Most important relevant to this op, however, is the fact of the tree of life. That exist by grace. No matter what else Adam and Eve did or did not do the tree of life was there for them and it was there for them by grace and grace alone. Some have argued it was a reward for good work or good performance but that is a complete falsehood, proven incorrect by God's statement A&E were free to eat from any tree in the garden except the forbidden one (Gen 2:16-17). Later in scripture we learn that the tree of life is Jesus or perhaps, more specifically, the resurrection (which may be a difference without distinction since Jesus is the resurrection). Much later in scripture, when Abraham has his vision of the covenant God has initiated involving him, he sees the symbols of God (smoke and fire) walking through a description of a suzerain covenant. in this vision the symbols of God proceed through the halved carcasses pledging fealty to God - God pledging fealty to God. Abraham is not the one walking through the sundered meat! Due to Paul's writings we know that covenant was made with Abraham and Jesus. Through Luke and Peter's writings we know the role Jesus would play was foreknown before any human had been created.

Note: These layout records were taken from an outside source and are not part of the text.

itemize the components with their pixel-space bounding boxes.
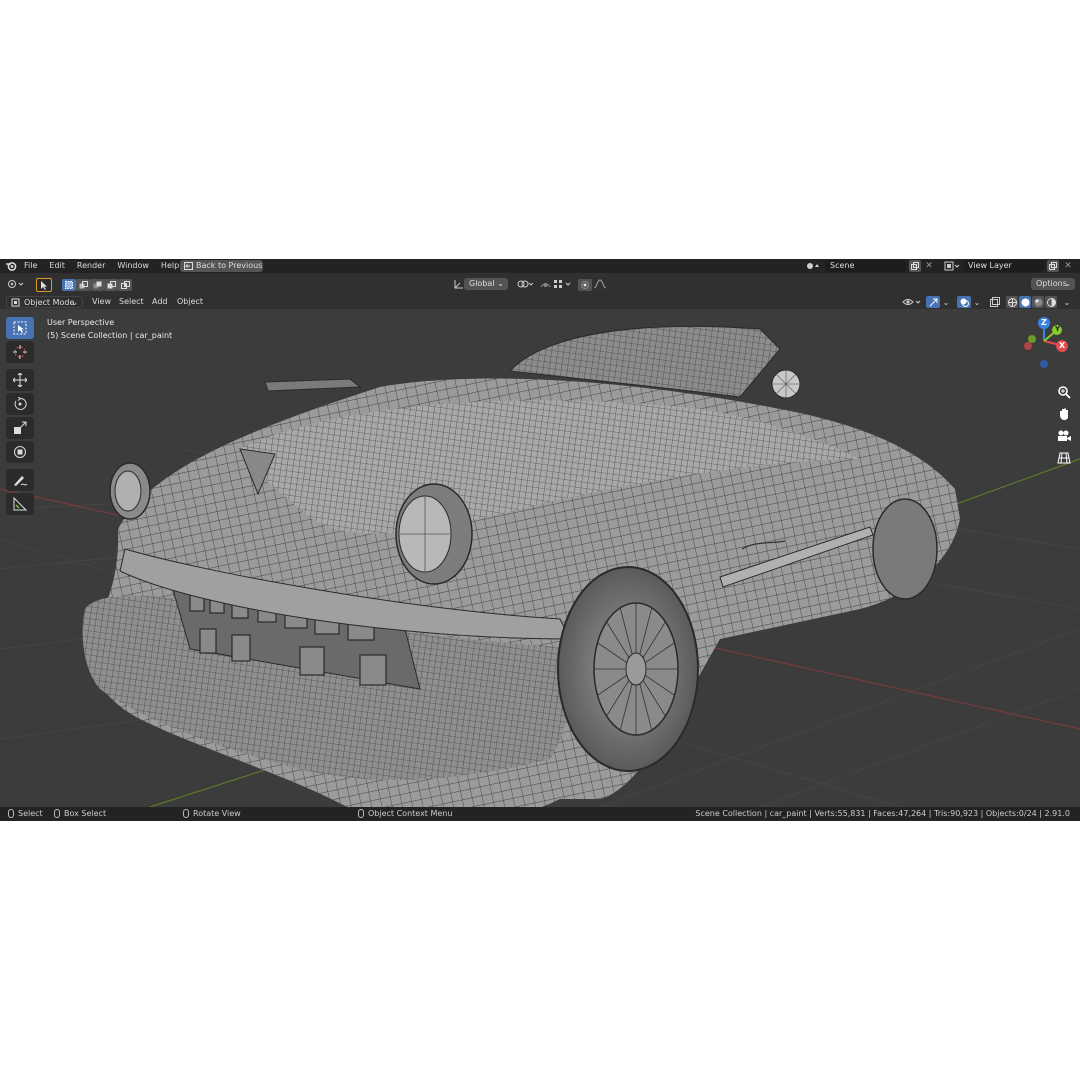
tool-cursor[interactable] <box>6 341 34 363</box>
select-box-icon <box>13 321 27 335</box>
snap-target-icon[interactable] <box>552 278 574 290</box>
measure-icon <box>13 497 27 511</box>
select-subtract-icon[interactable] <box>90 279 104 291</box>
select-difference-icon[interactable] <box>104 279 118 291</box>
mouse-right-icon <box>358 809 364 818</box>
front-wheel <box>557 566 699 772</box>
select-extend-icon[interactable] <box>76 279 90 291</box>
shading-icon[interactable]: ⌄ <box>1062 296 1072 308</box>
back-to-previous-button[interactable]: Back to Previous <box>180 260 263 272</box>
gizmo-toggle-icon[interactable] <box>926 296 940 308</box>
camera-view-button[interactable] <box>1054 426 1074 446</box>
select-new-icon[interactable] <box>62 279 76 291</box>
pan-view-button[interactable] <box>1054 404 1074 424</box>
chevron-down-icon[interactable]: ⌄ <box>941 296 951 308</box>
annotate-icon <box>14 476 28 486</box>
falloff-icon[interactable] <box>592 278 612 290</box>
blender-window: File Edit Render Window Help Back to Pre… <box>0 259 1080 821</box>
tool-annotate[interactable] <box>6 469 34 491</box>
viewport-header: Object Mode⌄ View Select Add Object ⌄ ⌄ <box>0 295 1080 309</box>
menu-file[interactable]: File <box>18 259 43 273</box>
status-rotate-view: Rotate View <box>183 807 241 821</box>
mouse-drag-icon <box>54 809 60 818</box>
zoom-view-button[interactable] <box>1054 382 1074 402</box>
top-menu-bar: File Edit Render Window Help Back to Pre… <box>0 259 1080 273</box>
camera-icon <box>1058 430 1071 441</box>
wireframe-shading-icon[interactable] <box>1006 296 1018 308</box>
gizmo-z-label: Z <box>1041 318 1047 327</box>
menu-select[interactable]: Select <box>113 295 150 309</box>
transform-orientation-select[interactable]: Global ⌄ <box>464 278 508 290</box>
3d-viewport[interactable]: User Perspective (5) Scene Collection | … <box>0 309 1080 807</box>
grid-icon <box>1057 452 1071 464</box>
mouse-left-icon <box>8 809 14 818</box>
solid-shading-icon[interactable] <box>1019 296 1031 308</box>
status-context-menu: Object Context Menu <box>358 807 452 821</box>
options-button[interactable]: Options ⌄ <box>1031 278 1075 290</box>
chevron-down-icon: ⌄ <box>1064 279 1071 288</box>
object-mode-select[interactable]: Object Mode ⌄ <box>6 296 83 308</box>
scene-drawing <box>0 325 1080 807</box>
search-icon <box>1058 386 1071 399</box>
gizmo-y-label: Y <box>1055 325 1061 333</box>
view-layer-field[interactable]: View Layer <box>964 260 1044 272</box>
menu-edit[interactable]: Edit <box>43 259 71 273</box>
scene-field[interactable]: Scene <box>826 260 906 272</box>
editor-type-icon[interactable] <box>6 278 26 290</box>
rotate-icon <box>14 397 27 410</box>
proportional-edit-icon[interactable] <box>578 279 592 291</box>
close-icon[interactable]: ✕ <box>923 260 935 272</box>
tool-scale[interactable] <box>6 417 34 439</box>
scene-statistics: Scene Collection | car_paint | Verts:55,… <box>695 809 1070 818</box>
menu-window[interactable]: Window <box>111 259 155 273</box>
new-scene-icon[interactable] <box>909 260 921 272</box>
object-mode-icon <box>11 298 20 307</box>
tool-rotate[interactable] <box>6 393 34 415</box>
chevron-down-icon[interactable]: ⌄ <box>972 296 982 308</box>
select-intersect-icon[interactable] <box>118 279 132 291</box>
material-shading-icon[interactable] <box>1032 296 1044 308</box>
snap-icon[interactable] <box>538 278 552 290</box>
navigation-gizmo[interactable]: Z X Y <box>1018 315 1074 373</box>
xray-icon[interactable] <box>988 296 1002 308</box>
close-view-layer-icon[interactable]: ✕ <box>1062 260 1074 272</box>
mouse-middle-icon <box>183 809 189 818</box>
menu-render[interactable]: Render <box>71 259 111 273</box>
tool-transform[interactable] <box>6 441 34 463</box>
tool-move[interactable] <box>6 369 34 391</box>
blender-logo-icon[interactable] <box>4 259 18 273</box>
view-perspective-label: User Perspective <box>47 318 115 327</box>
status-select: Select <box>8 807 43 821</box>
tool-select-box[interactable] <box>6 317 34 339</box>
collection-label: (5) Scene Collection | car_paint <box>47 331 173 340</box>
gizmo-x-label: X <box>1059 341 1066 350</box>
car-mesh <box>82 325 960 807</box>
view-layer-icon[interactable] <box>942 260 962 272</box>
pivot-point-icon[interactable] <box>513 278 537 290</box>
headlight-right <box>395 483 473 585</box>
new-view-layer-icon[interactable] <box>1047 260 1059 272</box>
hand-icon <box>1060 408 1068 420</box>
ortho-toggle-button[interactable] <box>1054 448 1074 468</box>
cursor-icon <box>13 345 27 359</box>
menu-add[interactable]: Add <box>146 295 174 309</box>
menu-object[interactable]: Object <box>171 295 209 309</box>
rendered-shading-icon[interactable] <box>1045 296 1057 308</box>
overlay-icon[interactable] <box>957 296 971 308</box>
headlight-left <box>109 462 151 520</box>
tool-measure[interactable] <box>6 493 34 515</box>
scene-icon[interactable] <box>804 260 824 272</box>
visibility-icon[interactable] <box>901 296 923 308</box>
chevron-down-icon: ⌄ <box>497 279 504 288</box>
scale-icon <box>14 421 27 434</box>
chevron-down-icon: ⌄ <box>71 298 78 307</box>
tool-settings-bar: Global ⌄ Options ⌄ <box>0 273 1080 295</box>
back-icon <box>184 262 193 270</box>
cursor-tool-icon[interactable] <box>36 278 52 292</box>
move-icon <box>13 373 27 387</box>
status-box-select: Box Select <box>54 807 106 821</box>
transform-icon <box>14 446 26 458</box>
status-bar: Select Box Select Rotate View Object Con… <box>0 807 1080 821</box>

All of it decided before a single atom was spoken into existence and all of it revealed to us incrementally in increasing revelation until we reach the other side of resurrection and know all.



I am posting this just so everyone knows it is possible to subscribe to Covenant Theology without also subscribing to a covenant of works. I post this because if you disagree with the op it does not mean you're not a covenantalist. I post that last statement because everyone here knows my disdain for Dispensationalism and my similar criticism Dispensationalism makes up stuff nowhere found in scripture. Just as there is no mention of "covenant of works," scripture never labels the assumed errors as dispensations but it does label them with the term covenant. It's not okay to make up stuff without some degree of actual statement from scripture, imo.

I will repost this in a separate op so this op doesn't get highjacked by comment inquiry from this post. Don't expect me to explain this post here. @Arial can field any op-relevant inquiries, asserting, explaining and defending the covenant of works as she sees fit.

Grace.

All of creation exists grace, it existed by grace before a single work was required, and it is only by grace any work was commanded, expected, and/or enabled.













*For those with an interest the writings and videos of Stephen Wellum are a good introduction to CP.
.
Thank you, brother. Beautifully said.

All by grace, all of it the work of God.